Vehicle History Fraud caught – Conviction handed down

DATE: | News releases

For immediate release: On January 6, 2001, a 2001 Ford Excursion sustained substantial damage in a collision in British Columbia. Estimates indicated that the vehicle required more than $26,000 in repairs to make it roadworthy. The accused purchased the vehicle from a salvage auto auction in Edmonton.

The vehicle was taken by the accused to an Edmonton auto body repair facility, who were contracted to make aesthetic repairs only. The accused then sold the vehicle through a public auction to a private individual on April 27, 2002 for $39,500. The accused failed to provide any disclosure about the known history of the vehicle.
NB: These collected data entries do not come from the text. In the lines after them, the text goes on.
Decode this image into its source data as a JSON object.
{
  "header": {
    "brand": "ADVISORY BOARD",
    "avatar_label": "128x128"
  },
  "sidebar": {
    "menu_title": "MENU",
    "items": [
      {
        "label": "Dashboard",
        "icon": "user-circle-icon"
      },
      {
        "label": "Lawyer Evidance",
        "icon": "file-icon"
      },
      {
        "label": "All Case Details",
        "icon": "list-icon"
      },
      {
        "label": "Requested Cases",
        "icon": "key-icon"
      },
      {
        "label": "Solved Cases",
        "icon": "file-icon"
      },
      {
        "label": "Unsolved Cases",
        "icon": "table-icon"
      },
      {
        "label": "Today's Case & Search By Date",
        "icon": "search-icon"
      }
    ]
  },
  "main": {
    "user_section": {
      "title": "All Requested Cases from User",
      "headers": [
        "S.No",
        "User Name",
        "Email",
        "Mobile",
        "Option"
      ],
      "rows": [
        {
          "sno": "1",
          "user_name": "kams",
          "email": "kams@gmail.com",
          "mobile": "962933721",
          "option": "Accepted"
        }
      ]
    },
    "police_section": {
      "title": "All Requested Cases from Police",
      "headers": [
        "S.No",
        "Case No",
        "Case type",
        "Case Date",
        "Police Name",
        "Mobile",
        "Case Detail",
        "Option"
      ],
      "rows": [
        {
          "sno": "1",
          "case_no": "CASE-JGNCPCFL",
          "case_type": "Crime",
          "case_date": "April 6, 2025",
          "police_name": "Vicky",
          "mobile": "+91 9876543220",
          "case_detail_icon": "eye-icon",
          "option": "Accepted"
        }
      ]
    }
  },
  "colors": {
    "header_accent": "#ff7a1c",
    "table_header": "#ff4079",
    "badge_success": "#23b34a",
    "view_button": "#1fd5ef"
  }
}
At a later date, the new owner took the vehicle in for warranty work. At that time it was discovered that the vehicle had sustained extensive damage in a rollover, which negated any warranty coverage. The owner then lodged a complaint with the Alberta Motor Vehicle Industry Council (AMVIC) and an investigation began.

In October of 2002, Alberta Transportation (now Alberta Infrastructure and Transportation) inspected the Excursion and determined that the vehicle was structurally unsound and could not be operated, registered or driven on Alberta roadways.
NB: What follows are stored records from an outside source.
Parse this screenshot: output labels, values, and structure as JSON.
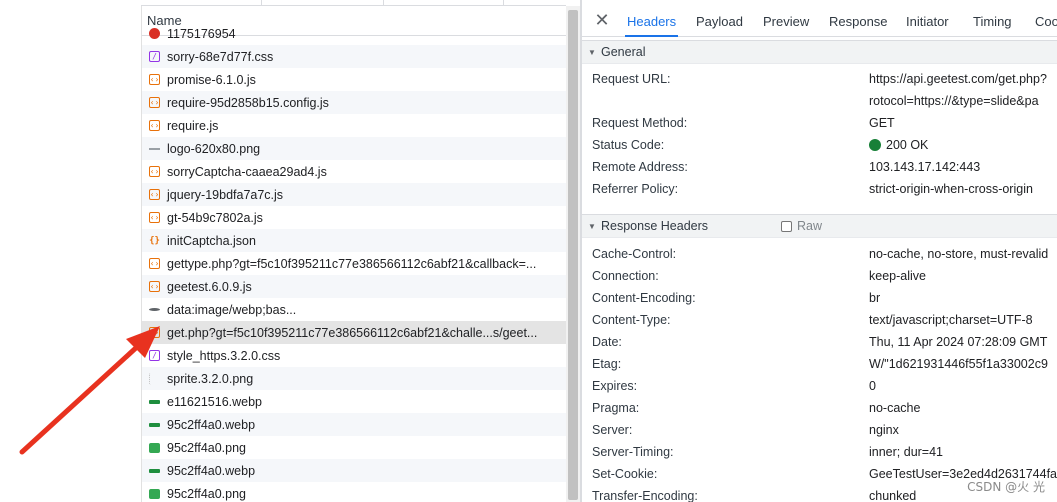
{
  "colors": {
    "accent": "#1a73e8",
    "arrow": "#e8321f",
    "status_ok": "#188038"
  },
  "network_list": {
    "header": "Name",
    "rows": [
      {
        "name": "1175176954",
        "icon": "error-icon",
        "type": "err"
      },
      {
        "name": "sorry-68e7d77f.css",
        "icon": "css-file-icon",
        "type": "css"
      },
      {
        "name": "promise-6.1.0.js",
        "icon": "script-file-icon",
        "type": "js"
      },
      {
        "name": "require-95d2858b15.config.js",
        "icon": "script-file-icon",
        "type": "js"
      },
      {
        "name": "require.js",
        "icon": "script-file-icon",
        "type": "js"
      },
      {
        "name": "logo-620x80.png",
        "icon": "image-file-icon",
        "type": "img-line"
      },
      {
        "name": "sorryCaptcha-caaea29ad4.js",
        "icon": "script-file-icon",
        "type": "js"
      },
      {
        "name": "jquery-19bdfa7a7c.js",
        "icon": "script-file-icon",
        "type": "js"
      },
      {
        "name": "gt-54b9c7802a.js",
        "icon": "script-file-icon",
        "type": "js"
      },
      {
        "name": "initCaptcha.json",
        "icon": "json-file-icon",
        "type": "json"
      },
      {
        "name": "gettype.php?gt=f5c10f395211c77e386566112c6abf21&callback=...",
        "icon": "script-file-icon",
        "type": "js"
      },
      {
        "name": "geetest.6.0.9.js",
        "icon": "script-file-icon",
        "type": "js"
      },
      {
        "name": "data:image/webp;bas...",
        "icon": "data-uri-icon",
        "type": "img-dot"
      },
      {
        "name": "get.php?gt=f5c10f395211c77e386566112c6abf21&challe...s/geet...",
        "icon": "script-file-icon",
        "type": "js",
        "selected": true
      },
      {
        "name": "style_https.3.2.0.css",
        "icon": "css-file-icon",
        "type": "css"
      },
      {
        "name": "sprite.3.2.0.png",
        "icon": "image-file-icon",
        "type": "sprite"
      },
      {
        "name": "e11621516.webp",
        "icon": "webp-image-icon",
        "type": "webp"
      },
      {
        "name": "95c2ff4a0.webp",
        "icon": "webp-image-icon",
        "type": "webp"
      },
      {
        "name": "95c2ff4a0.png",
        "icon": "png-image-icon",
        "type": "png"
      },
      {
        "name": "95c2ff4a0.webp",
        "icon": "webp-image-icon",
        "type": "webp"
      },
      {
        "name": "95c2ff4a0.png",
        "icon": "png-image-icon",
        "type": "png"
      }
    ]
  },
  "details": {
    "close_icon": "close-icon",
    "tabs": [
      "Headers",
      "Payload",
      "Preview",
      "Response",
      "Initiator",
      "Timing",
      "Coo"
    ],
    "active_tab": "Headers",
    "general": {
      "title": "General",
      "rows": [
        {
          "key": "Request URL:",
          "value": "https://api.geetest.com/get.php?"
        },
        {
          "key": "",
          "value": "rotocol=https://&type=slide&pa"
        },
        {
          "key": "Request Method:",
          "value": "GET"
        },
        {
          "key": "Status Code:",
          "value": "200 OK",
          "status_dot": true
        },
        {
          "key": "Remote Address:",
          "value": "103.143.17.142:443"
        },
        {
          "key": "Referrer Policy:",
          "value": "strict-origin-when-cross-origin"
        }
      ]
    },
    "response_headers": {
      "title": "Response Headers",
      "raw_label": "Raw",
      "rows": [
        {
          "key": "Cache-Control:",
          "value": "no-cache, no-store, must-revalid"
        },
        {
          "key": "Connection:",
          "value": "keep-alive"
        },
        {
          "key": "Content-Encoding:",
          "value": "br"
        },
        {
          "key": "Content-Type:",
          "value": "text/javascript;charset=UTF-8"
        },
        {
          "key": "Date:",
          "value": "Thu, 11 Apr 2024 07:28:09 GMT"
        },
        {
          "key": "Etag:",
          "value": "W/\"1d621931446f55f1a33002c9"
        },
        {
          "key": "Expires:",
          "value": "0"
        },
        {
          "key": "Pragma:",
          "value": "no-cache"
        },
        {
          "key": "Server:",
          "value": "nginx"
        },
        {
          "key": "Server-Timing:",
          "value": "inner; dur=41"
        },
        {
          "key": "Set-Cookie:",
          "value": "GeeTestUser=3e2ed4d2631744fa"
        },
        {
          "key": "Transfer-Encoding:",
          "value": "chunked"
        }
      ]
    }
  },
  "watermark": "CSDN @火 光"
}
On December 10, 2003, one charge of Fraud under section 381(a) of the Criminal Code was laid by AMVIC against the two individuals who were involved in this activity. On March 15, 2005, Sanjiv (Sonny) Aggarwal, was found guilty in Queen’s Bench Court in Edmonton of Fraud. He was given a $3000 fine, a $450 victims surcharge, and was ordered to make restitution in the amount of $42,286.

AMVIC investigates individuals and businesses that violate the Fair Trading Act or the Criminal Code in the motor vehicle industry across the province. In 2004, AMVIC laid 403 charges against individuals and businesses and were successful in getting over $1.8 million returned to consumers through mediation.